Hellmund and his backers seem to have the financial resources and passion for F1 necessary to transform this raw land into a world-class racetrack. Texas is a fiercely proud and unique part of America given its history - the Governor still thinks Texas could secede if it wanted to, given the way the Republic of Texas was annexed by the USA in 1845! The architecture of the Austin and San Antonio areas still reflect the Spanish/Mexican origins of South and Central Texas. The race will also likely attract many fans from south of the border. Indeed Hellmund's father Gustavo, who is Mexican, was the original family connection to Bernie, having originally organised open-wheel and Trans-Am races in Mexico.

Austin is a varied place that will have a lot of appeal, different from Montreal but similar in its effect on people: interesting, inviting and active. The world-famous 101,000-seat Texas Longhorn football stadium stands like a Colosseum on one end of the town. And although it is the Capital of Texas, Austin, as the site of the University of Texas, has very much the feel of a bustling 'college town', which gives the town a tangible, youthful feel. The USGP grandstands will also be Texas-size, with 120,000 seats planned.

For Bernie's better-heeled clients in the Paddock Club, there are 6000 hotel rooms in Austin's downtown alone and 250,000 rooms within 180 miles of Austin.

South-west antique establishments also proliferate in the Austin area for those who want to take something home from deep in the heart of Texas.

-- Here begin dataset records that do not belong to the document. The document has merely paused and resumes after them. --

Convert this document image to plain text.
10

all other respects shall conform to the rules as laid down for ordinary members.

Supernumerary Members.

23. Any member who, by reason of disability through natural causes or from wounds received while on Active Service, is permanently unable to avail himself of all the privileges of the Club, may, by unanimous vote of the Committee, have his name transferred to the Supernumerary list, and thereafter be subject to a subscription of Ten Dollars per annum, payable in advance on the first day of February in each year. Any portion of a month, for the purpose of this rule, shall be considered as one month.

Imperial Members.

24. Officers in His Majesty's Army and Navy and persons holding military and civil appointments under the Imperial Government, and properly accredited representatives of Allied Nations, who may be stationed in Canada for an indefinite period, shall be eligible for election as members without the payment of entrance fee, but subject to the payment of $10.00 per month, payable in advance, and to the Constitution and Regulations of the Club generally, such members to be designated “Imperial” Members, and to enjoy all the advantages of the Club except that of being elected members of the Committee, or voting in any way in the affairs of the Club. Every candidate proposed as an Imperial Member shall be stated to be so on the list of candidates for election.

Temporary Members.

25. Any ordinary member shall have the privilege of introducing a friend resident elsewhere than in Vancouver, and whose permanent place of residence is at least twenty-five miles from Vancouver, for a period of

For the adventurous looking for a road trip, the iconic Pennybacker Bridge over Lake Austin, scenic highway Loop 360 and the Texas Hill Country are nearby.

Farther afield, San Antonio, Texas and the Alamo are only 80 miles south of Austin, so they're a good day trip before or after the race weekend. For Texans, the Alamo is their Statue of Liberty and the beautifully restored former Spanish Mission symbolises today the spirit of independence that is the core character trait of the state's population.

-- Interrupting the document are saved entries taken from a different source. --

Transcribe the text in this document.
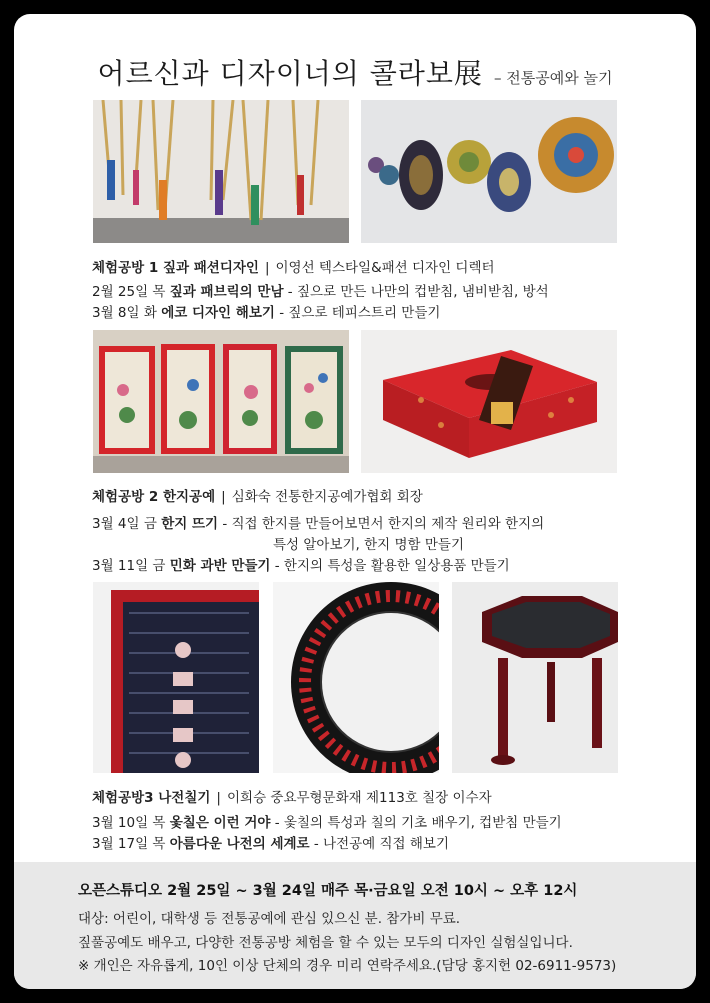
어르신과 디자이너의 콜라보展 – 전통공예와 놀기
체험공방 1 짚과 패션디자인 | 이영선 텍스타일&패션 디자인 디렉터
2월 25일 목 짚과 패브릭의 만남 - 짚으로 만든 나만의 컵받침, 냄비받침, 방석
3월 8일 화 에코 디자인 해보기 - 짚으로 테피스트리 만들기
체험공방 2 한지공예 | 심화숙 전통한지공예가협회 회장
3월 4일 금 한지 뜨기 - 직접 한지를 만들어보면서 한지의 제작 원리와 한지의
특성 알아보기, 한지 명함 만들기
3월 11일 금 민화 과반 만들기 - 한지의 특성을 활용한 일상용품 만들기
체험공방3 나전칠기 | 이희승 중요무형문화재 제113호 칠장 이수자
3월 10일 목 옻칠은 이런 거야 - 옻칠의 특성과 칠의 기초 배우기, 컵받침 만들기
3월 17일 목 아름다운 나전의 세계로 - 나전공예 직접 해보기
오픈스튜디오 2월 25일 ~ 3월 24일 매주 목·금요일 오전 10시 ~ 오후 12시
대상: 어린이, 대학생 등 전통공예에 관심 있으신 분. 참가비 무료.
짚풀공예도 배우고, 다양한 전통공방 체험을 할 수 있는 모두의 디자인 실험실입니다.
※ 개인은 자유롭게, 10인 이상 단체의 경우 미리 연락주세요.(담당 홍지헌 02-6911-9573)
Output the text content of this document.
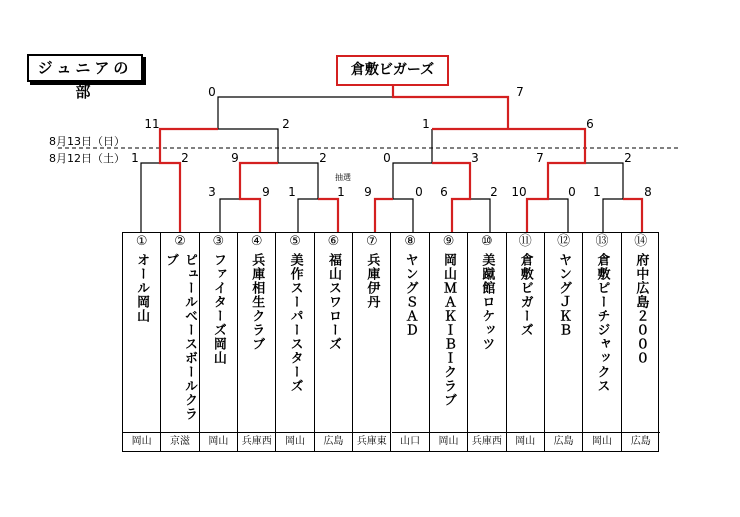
ジュニアの部
倉敷ビガーズ
8月13日（日）
8月12日（土）
抽選
0	7
11	2	1	6
1	2	9	2	0	3	7	2
3	9	1	1	9	0	6	2	10	0	1	8
①
オール岡山
岡山
②
ピュールベースボールクラブ
京滋
③
ファイターズ岡山
岡山
④
兵庫相生クラブ
兵庫西
⑤
美作スーパースターズ
岡山
⑥
福山スワローズ
広島
⑦
兵庫伊丹
兵庫東
⑧
ヤングＳＡＤ
山口
⑨
岡山ＭＡＫＩＢＩクラブ
岡山
⑩
美蹴館ロケッツ
兵庫西
⑪
倉敷ビガーズ
岡山
⑫
ヤングＪＫＢ
広島
⑬
倉敷ピーチジャックス
岡山
⑭
府中広島２０００
広島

For those who stay in Austin itself, there's 6th Street with lots of places to eat and drink, and a sensitively preserved quarter where elegant buildings of an earlier and more gracious time are maintained to a very high standard of restoration.

Tours given under the auspices of the Heritage Society of Austin feature a look at the interiors of some of these historic Austin properties. Hopefully the HSA will see fit to run a tour during race weekends for those of us not totally consumed by KERS and DRS - for people operating on their own horsepower.

So things are building up nicely in the scrubland opposite FM812. The Corvair Monza ragtop will probably be snapped up by then, but let's hope those two mustangs are still there in 2012, looking over the fence across from the track, and perking their ears up at the sounds of real horsepower.